2.1.2.1 Les établissements représentés

Parmi les 69 répondants de France, 35 (51%) donnent des cours en universités, 27 exercent en école de commerce ou d’ingénieurs, et sept (10%) sont employés dans les deux types d’établissements – où ils dispensent parfois les mêmes cours, témoignant de la fragilité de la frontière qui sépare les différentes institutions.
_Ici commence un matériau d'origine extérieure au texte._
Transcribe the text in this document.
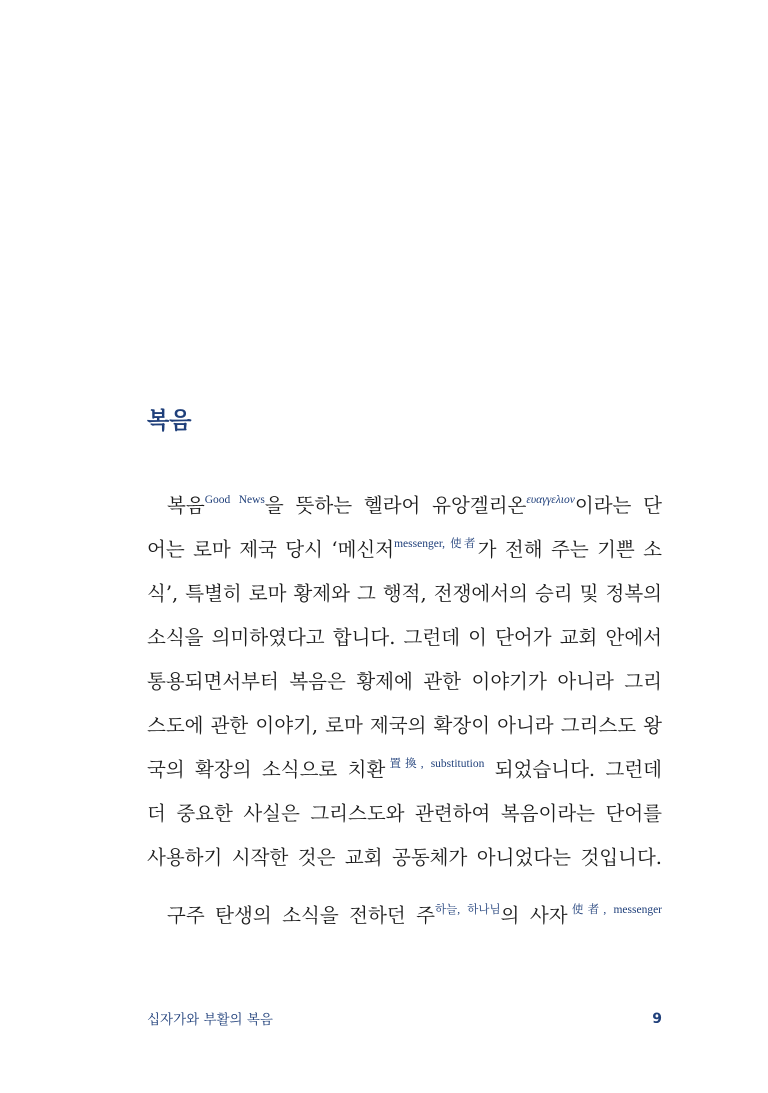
복음
복음$^{Good News}$을 뜻하는 헬라어 유앙겔리온$^{\varepsilon\upsilon\alpha\gamma\gamma\varepsilon\lambda\iota o\nu}$이라는 단
어는 로마 제국 당시 ‘메신저$^{messenger, 使者}$가 전해 주는 기쁜 소
식’, 특별히 로마 황제와 그 행적, 전쟁에서의 승리 및 정복의
소식을 의미하였다고 합니다. 그런데 이 단어가 교회 안에서
통용되면서부터 복음은 황제에 관한 이야기가 아니라 그리
스도에 관한 이야기, 로마 제국의 확장이 아니라 그리스도 왕
국의 확장의 소식으로 치환$^{置換, substitution}$ 되었습니다. 그런데
더 중요한 사실은 그리스도와 관련하여 복음이라는 단어를
사용하기 시작한 것은 교회 공동체가 아니었다는 것입니다.
구주 탄생의 소식을 전하던 주$^{하늘, 하나님}$의 사자$^{使者, messenger}$
십자가와 부활의 복음	9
Les établissements représentés sont bien sûr les écoles et universités déjà étudiées en première partie, auxquelles s’ajoutent le CNAM (Conservatoire National des Arts et Métiers), l’ISG (Institut Supérieur de Gestion, école de commerce parisienne), le MBA Center de Paris (qui prépare au CFA ® – Chartered Financial Analyst ®), l’ISTOM (Ecole d’ingénieur en Agro-développement international), l’Istitut Supérieur Européen de Gestion et le Centre de Formation de la Profession Bancaire.

2.1.2.2 Profil des professeurs vacataires et associés

Parmi les 26 professeurs vacataires et associés, seuls deux n’exercent pas d’activité professionnelle : un professeur associé en voie de titularisation et un jeune enseignant préparant un doctorat. Les professions fortement représentées sont les professions bancaires (Directeur et Sous-directeur d’agence, Directeur Général de banque, financement d’actifs, gérant de portefeuille, gérant de fonds, analyste financier) et le conseil (quatre consultants financiers). Trois Directeurs Financiers d’entreprises, un commissaire aux comptes et un gérant de holding familial ont en outre répondu à l’enquête. Leurs diplômes sont naturellement très variés : on trouve en effet deux diplômés de Sciences Po, cinq HEC, un diplômé de l’EAP, trois experts comptables, et des diplômes universitaires français et américains en finance, gestion de patrimoine, contrôle de gestion mais aussi commerce international. Trois professeurs associés mènent des travaux de recherche, dont deux aspirent probablement à acquérir le statut de professeurs permanent ; enfin seuls cinq professeurs vacataires sont présents en recherche, dont deux sont en cours de doctorat et trois exercent en parallèle des activités indépendantes de conseil.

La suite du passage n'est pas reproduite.